Dr. Steve Rad of the Ari Rubin Rainbow Clinic holds twin babies in his arms.
Dr. Steve Rad holds twin babies at the Ari Rubin Rainbow Clinic in Los Angeles. (Courtesy of Dr. Steve Rad)

Why Rainbow Clinics are needed

Rad says that Rainbow Clinics are important not only to care for and monitor patients who have previously suffered a pregnancy loss, but also to help prevent stillbirths in the first place. “Besides the obvious fact that pregnancy loss and stillbirths are devastating, stillbirths can be prevented,” he says. “At least 25% to 50% of stillbirths are preventable. That’s a huge number.”

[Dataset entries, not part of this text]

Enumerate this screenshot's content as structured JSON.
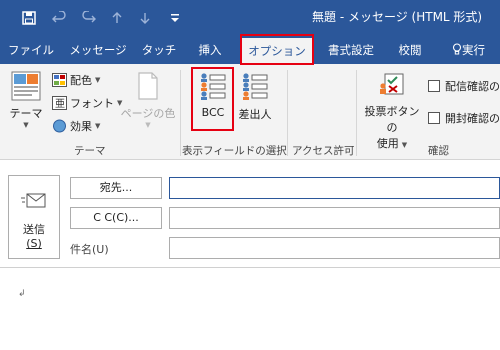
{
  "title": "無題 - メッセージ (HTML 形式)",
  "quick_access": {
    "icons": [
      "save-icon",
      "undo-icon",
      "redo-icon",
      "up-arrow-icon",
      "down-arrow-icon",
      "customize-icon"
    ]
  },
  "tabs": [
    {
      "label": "ファイル"
    },
    {
      "label": "メッセージ"
    },
    {
      "label": "タッチ"
    },
    {
      "label": "挿入"
    },
    {
      "label": "オプション",
      "active": true
    },
    {
      "label": "書式設定"
    },
    {
      "label": "校閲"
    },
    {
      "label": "実行"
    }
  ],
  "ribbon": {
    "theme_group": {
      "label": "テーマ",
      "theme_button": "テーマ",
      "colors": "配色",
      "fonts": "フォント",
      "effects": "効果",
      "page_color": "ページの色"
    },
    "show_fields_group": {
      "label": "表示フィールドの選択",
      "bcc": "BCC",
      "from": "差出人"
    },
    "permission_group": {
      "label": "アクセス許可"
    },
    "tracking_group": {
      "label": "確認",
      "voting_line1": "投票ボタンの",
      "voting_line2": "使用",
      "delivery_receipt": "配信確認の",
      "read_receipt": "開封確認の"
    }
  },
  "compose": {
    "send_label": "送信",
    "send_key": "(S)",
    "to_button": "宛先...",
    "cc_button": "C C(C)...",
    "subject_label": "件名(U)",
    "to_value": "",
    "cc_value": "",
    "subject_value": "",
    "paragraph_mark": "↲"
  },
  "colors": {
    "accent": "#2b579a",
    "highlight": "#e60012",
    "ribbon_bg": "#f3f3f3"
  }
}
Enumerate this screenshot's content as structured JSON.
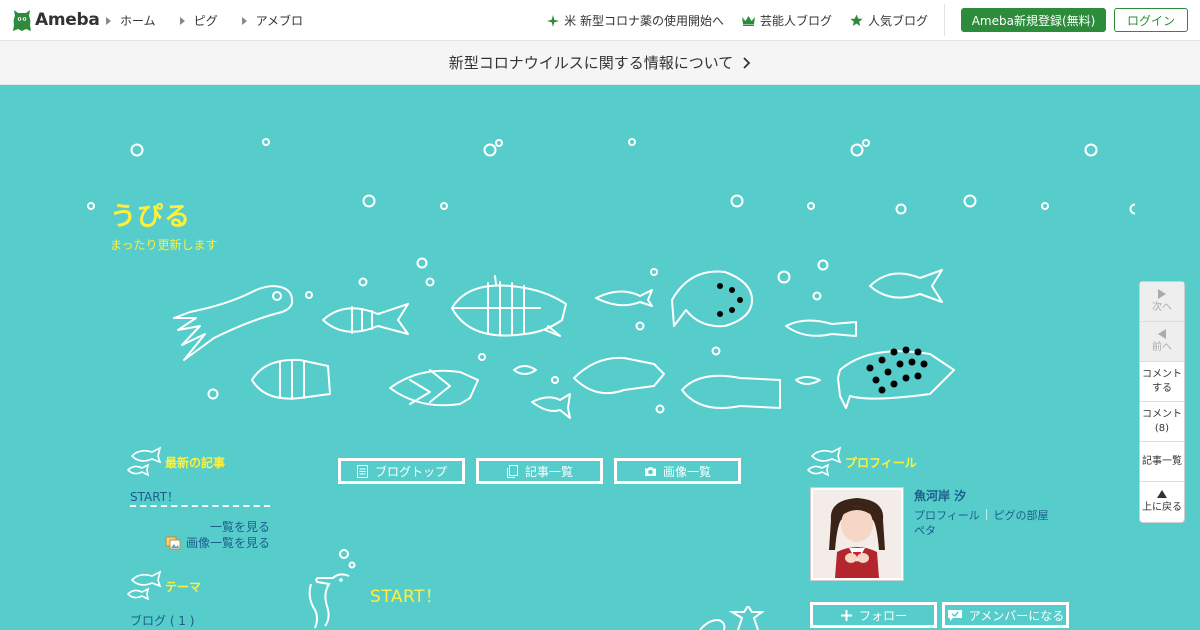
{
  "header": {
    "logo_text": "Ameba",
    "nav": [
      "ホーム",
      "ピグ",
      "アメブロ"
    ],
    "right_nav": [
      {
        "icon": "sparkle-icon",
        "label": "米 新型コロナ薬の使用開始へ"
      },
      {
        "icon": "crown-icon",
        "label": "芸能人ブログ"
      },
      {
        "icon": "star-icon",
        "label": "人気ブログ"
      }
    ],
    "register_label": "Ameba新規登録(無料)",
    "login_label": "ログイン"
  },
  "notice": {
    "text": "新型コロナウイルスに関する情報について"
  },
  "blog": {
    "title": "うぴる",
    "description": "まったり更新します"
  },
  "sidebar_left": {
    "latest_heading": "最新の記事",
    "latest_items": [
      "START！"
    ],
    "list_link": "一覧を見る",
    "image_list_link": "画像一覧を見る",
    "theme_heading": "テーマ",
    "themes": [
      "ブログ ( 1 )"
    ]
  },
  "center": {
    "buttons": [
      {
        "icon": "document-icon",
        "label": "ブログトップ"
      },
      {
        "icon": "copy-icon",
        "label": "記事一覧"
      },
      {
        "icon": "camera-icon",
        "label": "画像一覧"
      }
    ],
    "post_title": "START！"
  },
  "profile": {
    "heading": "プロフィール",
    "name": "魚河岸 汐",
    "links": [
      "プロフィール",
      "ピグの部屋"
    ],
    "peta": "ペタ",
    "follow_label": "フォロー",
    "member_label": "アメンバーになる"
  },
  "side_nav": [
    {
      "line1": "次へ",
      "line2": "",
      "disabled": true
    },
    {
      "line1": "前へ",
      "line2": "",
      "disabled": true
    },
    {
      "line1": "コメント",
      "line2": "する",
      "disabled": false
    },
    {
      "line1": "コメント",
      "line2": "(8)",
      "disabled": false
    },
    {
      "line1": "記事一覧",
      "line2": "",
      "disabled": false
    },
    {
      "line1": "上に戻る",
      "line2": "",
      "disabled": false
    }
  ],
  "colors": {
    "background": "#56cdcb",
    "accent_yellow": "#ffef3a",
    "link_blue": "#1b5d8a",
    "brand_green": "#2d8c3c"
  }
}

Rainbow Clinics also provide mental health support and have staff that have been trained in how to communicate with patients who have experienced pregnancy loss in the past. That’s important given that being pregnant after a miscarriage or stillbirth brings up a mix of emotions. Gould, who shares that she was on “pins and needles” during her second pregnancy, says that while everyone is excited that “your rainbow baby is here and of course it’s a blessing ... even afterwards there is a lot of grief and pain.”

Women’s health expert Dr. Jennifer Wider tells Yahoo Life that women experience “a range of emotions after a miscarriage, from shock [and] confusion to anger, fear, anxiety, depression and grief.” She notes that “a significant number of women who have experienced a miscarriage express fear and anxiety in subsequent pregnancies.”

But Rainbow Clinics can help. “Having a dedicated ob-gyn practice that specializes in the emotional and physical needs of women who get pregnant after miscarriage would be incredibly helpful,” Wider says. “So many women feel overwhelmed with emotions, and having medical professionals to address those needs on top of providing obstetrical care would be a gift to the women who suffer in silence, not knowing where to turn.”